BURIED: ARTILLERY WOOD CEMETERY, BOEZINGE, BELGIUM


"They are members of a team playing together in the greatest game of all. Their common heroism, their common sufferings in a common cause binds them with a tie such as never before been forged.
We British are not fighting merely to defend our commerce or even our homes from aggression; you Americans have not crossed the Atlantic merely to protect your shores; it is a higher cause that has brought us into the field together.
It is to protect the weak, to insure the reign of freedom and justice among future generations.
It is to defend right against might.
These are the highest ideals that men can live for. Those men at the front are sacrificing themselves for this ideal and for the good of the coming generation.
So you younger citizens owe a pretty big debt to your fathers and brothers who are standing for you at the front today. It is up to you to make their sacrifice worth while by yourselves playing the game in turn."

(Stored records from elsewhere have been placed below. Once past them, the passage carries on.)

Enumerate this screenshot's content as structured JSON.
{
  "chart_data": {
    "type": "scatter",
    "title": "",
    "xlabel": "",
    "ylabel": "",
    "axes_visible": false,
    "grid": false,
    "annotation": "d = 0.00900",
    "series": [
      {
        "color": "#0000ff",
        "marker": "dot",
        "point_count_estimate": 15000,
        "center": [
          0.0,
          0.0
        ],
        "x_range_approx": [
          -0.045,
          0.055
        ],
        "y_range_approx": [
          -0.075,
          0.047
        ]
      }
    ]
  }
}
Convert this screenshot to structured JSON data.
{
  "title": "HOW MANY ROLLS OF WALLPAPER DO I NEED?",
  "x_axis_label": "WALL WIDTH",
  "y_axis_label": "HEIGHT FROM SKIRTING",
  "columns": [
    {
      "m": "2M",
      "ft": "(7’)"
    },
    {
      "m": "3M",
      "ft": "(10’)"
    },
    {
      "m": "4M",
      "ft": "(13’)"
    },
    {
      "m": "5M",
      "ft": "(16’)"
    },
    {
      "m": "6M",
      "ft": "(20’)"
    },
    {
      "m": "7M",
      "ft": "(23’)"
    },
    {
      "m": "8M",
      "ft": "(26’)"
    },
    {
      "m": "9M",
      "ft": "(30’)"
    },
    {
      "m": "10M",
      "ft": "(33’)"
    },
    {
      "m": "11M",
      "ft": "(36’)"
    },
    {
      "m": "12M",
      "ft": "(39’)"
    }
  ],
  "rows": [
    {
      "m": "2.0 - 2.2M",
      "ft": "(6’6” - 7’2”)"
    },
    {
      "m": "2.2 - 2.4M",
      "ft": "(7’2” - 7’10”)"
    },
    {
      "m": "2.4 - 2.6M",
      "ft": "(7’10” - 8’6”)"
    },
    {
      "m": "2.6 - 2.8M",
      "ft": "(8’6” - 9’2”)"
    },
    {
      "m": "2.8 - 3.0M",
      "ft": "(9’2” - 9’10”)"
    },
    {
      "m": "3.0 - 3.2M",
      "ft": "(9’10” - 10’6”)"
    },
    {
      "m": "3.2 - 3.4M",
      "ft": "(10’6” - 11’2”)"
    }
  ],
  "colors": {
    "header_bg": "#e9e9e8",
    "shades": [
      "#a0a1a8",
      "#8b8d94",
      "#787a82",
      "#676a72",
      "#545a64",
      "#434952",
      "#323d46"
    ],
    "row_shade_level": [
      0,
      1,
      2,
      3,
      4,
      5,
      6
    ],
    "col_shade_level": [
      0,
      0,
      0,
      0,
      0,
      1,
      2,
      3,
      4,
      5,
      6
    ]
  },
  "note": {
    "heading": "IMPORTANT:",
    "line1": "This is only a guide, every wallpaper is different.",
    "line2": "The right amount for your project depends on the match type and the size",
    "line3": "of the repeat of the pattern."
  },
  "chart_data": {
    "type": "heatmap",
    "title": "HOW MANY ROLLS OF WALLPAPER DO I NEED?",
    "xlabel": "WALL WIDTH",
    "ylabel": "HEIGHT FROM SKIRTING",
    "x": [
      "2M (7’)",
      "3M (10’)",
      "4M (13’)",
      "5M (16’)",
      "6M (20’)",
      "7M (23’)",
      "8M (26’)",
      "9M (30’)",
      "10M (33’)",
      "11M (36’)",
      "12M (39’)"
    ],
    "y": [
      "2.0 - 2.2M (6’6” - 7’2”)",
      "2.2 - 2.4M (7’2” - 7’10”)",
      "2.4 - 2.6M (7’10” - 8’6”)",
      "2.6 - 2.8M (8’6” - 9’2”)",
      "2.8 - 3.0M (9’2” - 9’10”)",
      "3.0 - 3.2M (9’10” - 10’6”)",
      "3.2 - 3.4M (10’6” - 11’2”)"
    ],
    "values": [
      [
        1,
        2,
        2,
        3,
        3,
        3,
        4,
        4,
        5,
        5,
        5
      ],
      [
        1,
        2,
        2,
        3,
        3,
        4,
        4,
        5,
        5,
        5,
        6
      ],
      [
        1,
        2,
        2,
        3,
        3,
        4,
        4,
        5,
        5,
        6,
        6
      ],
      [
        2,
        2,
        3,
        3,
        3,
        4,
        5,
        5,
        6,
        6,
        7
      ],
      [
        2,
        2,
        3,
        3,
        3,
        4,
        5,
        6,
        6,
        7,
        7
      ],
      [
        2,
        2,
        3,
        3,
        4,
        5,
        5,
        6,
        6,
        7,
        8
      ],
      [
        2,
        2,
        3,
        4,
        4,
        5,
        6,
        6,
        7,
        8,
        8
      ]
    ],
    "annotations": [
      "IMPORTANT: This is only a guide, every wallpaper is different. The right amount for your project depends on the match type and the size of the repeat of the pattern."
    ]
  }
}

'Playing the Game' by Lt General Robert Baden-Powell
published in Boys Life The Boys Scouts [of America] Magazine July 1918


This article may have been published in an American magazine but you can see how Mr and Mrs Wright got the idea that their son Bert had sacrificed himself for right against might. It wouldn't have been the first time such sentiments had been expressed; they must have been commonplace in the Boy Scout movement throughout Britain, the Empire and Commonwealth - and not only in the Boy Scout movement.
Herbert Wright served with the 2nd Battalion Scots Guards and was killed in action near Boesinghe on 14 September 1917. His body was found two years later, six months after the death of his father.